With most of the legislative and policy framework governing this Institution
in place, the critical task is to ensure that it is given all the support
required for it to take its place as a partner in development.

These engagements will lay the basis for a comprehensive national programme
of support for the Institutions of Traditional Leadership, as a joint
initiative of Government and the traditional institution, which should be
substantially completed before the end of the year.

Undoubtedly, we will have occasion to address this important initiative in
more detail in one of our future discussions in this House.

Chairperson and Honourable Members,

We have focused in some detail on the challenges facing the local sphere of
government and the measures we need to address those challenges. We have done
this precisely because this sphere of government stands at the coalface of our
endeavours to accelerate the process of changing the lives of our people for
the better.

The comprehensive Implementation Plan for Local Government, in particular,
provides this House with an important benchmark with which the NCOP can
exercise its mandate to oversee and help further to strengthen our system of
co-operative governance.

Clearly, your responsibility is equally to ensure that our system of
government is focused on the task at hand and is responsive to the needs of our
people. This annual sitting of the NCOP outside its chambers in Cape Town,
affords us the opportunity collectively to take stock of the impact we are
having in improving the quality of life of our people.
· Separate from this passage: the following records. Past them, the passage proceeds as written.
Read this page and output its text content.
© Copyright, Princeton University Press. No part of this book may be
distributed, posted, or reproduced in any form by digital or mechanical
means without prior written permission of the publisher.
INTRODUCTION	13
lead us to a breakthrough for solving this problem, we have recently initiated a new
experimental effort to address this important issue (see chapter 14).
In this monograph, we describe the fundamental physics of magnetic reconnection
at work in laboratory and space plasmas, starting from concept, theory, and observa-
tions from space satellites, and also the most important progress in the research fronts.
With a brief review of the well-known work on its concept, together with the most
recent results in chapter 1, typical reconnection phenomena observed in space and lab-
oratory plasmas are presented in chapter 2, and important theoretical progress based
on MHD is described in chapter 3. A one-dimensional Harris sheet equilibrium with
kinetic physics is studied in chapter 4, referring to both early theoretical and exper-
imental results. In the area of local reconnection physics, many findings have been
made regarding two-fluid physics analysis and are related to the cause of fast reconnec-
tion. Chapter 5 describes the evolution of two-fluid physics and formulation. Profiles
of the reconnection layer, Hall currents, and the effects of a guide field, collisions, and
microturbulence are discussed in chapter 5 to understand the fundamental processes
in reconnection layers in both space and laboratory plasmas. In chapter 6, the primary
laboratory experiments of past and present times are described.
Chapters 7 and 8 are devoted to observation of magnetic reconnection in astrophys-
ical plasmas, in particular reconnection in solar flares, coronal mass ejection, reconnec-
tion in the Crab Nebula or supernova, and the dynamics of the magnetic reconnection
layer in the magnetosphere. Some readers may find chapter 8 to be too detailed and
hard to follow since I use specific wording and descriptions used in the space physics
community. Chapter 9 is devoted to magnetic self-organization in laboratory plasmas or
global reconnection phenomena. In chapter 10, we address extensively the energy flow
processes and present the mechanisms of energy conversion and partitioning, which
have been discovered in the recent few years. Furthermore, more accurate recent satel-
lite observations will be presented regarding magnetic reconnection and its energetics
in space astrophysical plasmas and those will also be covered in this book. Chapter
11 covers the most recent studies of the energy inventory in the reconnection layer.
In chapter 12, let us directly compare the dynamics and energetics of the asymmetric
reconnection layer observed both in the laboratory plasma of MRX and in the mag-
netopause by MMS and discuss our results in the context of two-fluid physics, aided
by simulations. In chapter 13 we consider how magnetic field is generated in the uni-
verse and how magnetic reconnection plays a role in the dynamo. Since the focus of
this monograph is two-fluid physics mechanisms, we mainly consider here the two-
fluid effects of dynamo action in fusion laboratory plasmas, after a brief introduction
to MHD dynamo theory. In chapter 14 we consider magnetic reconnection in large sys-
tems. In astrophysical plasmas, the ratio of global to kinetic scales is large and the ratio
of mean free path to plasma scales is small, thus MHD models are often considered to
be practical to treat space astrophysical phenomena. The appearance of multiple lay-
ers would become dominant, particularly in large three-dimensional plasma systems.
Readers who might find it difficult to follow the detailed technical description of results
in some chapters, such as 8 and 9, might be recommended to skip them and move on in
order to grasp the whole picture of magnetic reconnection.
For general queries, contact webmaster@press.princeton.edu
I am confident that, with the support of the NCOP, the National Assembly,
the provincial and municipal legislatures, our democratic government across the
three spheres will be able to meet its objectives.

Thus shall we, in actual practice, ensure that the confidence of our people
that they have entered an Age of Hope, finds concrete expression in day-to-day
lives that register continuous improvement.

Let me conclude by drawing attention to an important event that took place
at the Kirstenbosch National Botanical Gardens in Cape Town yesterday, which
was reported by the electronic media yesterday.

I am, of course, referring to the global launch of the 2006 United Nations
Development Programme (UNDP) Human Development Report, which was held in Africa
for the very first time. This important Report focuses specifically on the
critical challenge to provide all human beings everywhere in the world with
adequate access to clean water and sanitation.

The UNDP paid outstanding tribute to our country by deciding that the global
launch of the Report would take place in South Africa. The Administrator of the
UNDP, Kemal Dervis, explained that the UNDP took this decision because of the
role that democratic South Africa is playing, to lead the world in terms of
providing water to the poor, having determined that access to water is a
fundamental human right.

All of us as South Africans who participated in the proceedings at
Kirstenbosch were truly inspired that the United Nations put our country on
such a high pedestal among the world community of nations.

At the same time, we recognised the reality that the accolade bestowed on
our country and its institutions of governance, including the NCOP, imposed an
obligation on us to continue to do everything in our power to ensure that we
never take our eye away from the goal of the sustained improvement of the lives
of the poor.

Let what happened at Kirstenbosch yesterday serve as an inspiration to this
important national House of Parliament to persist in its determined work to
serve the people of South Africa, especially the poor.

I thank you for your attention and wish you success in the critically
important work in which you are engaged.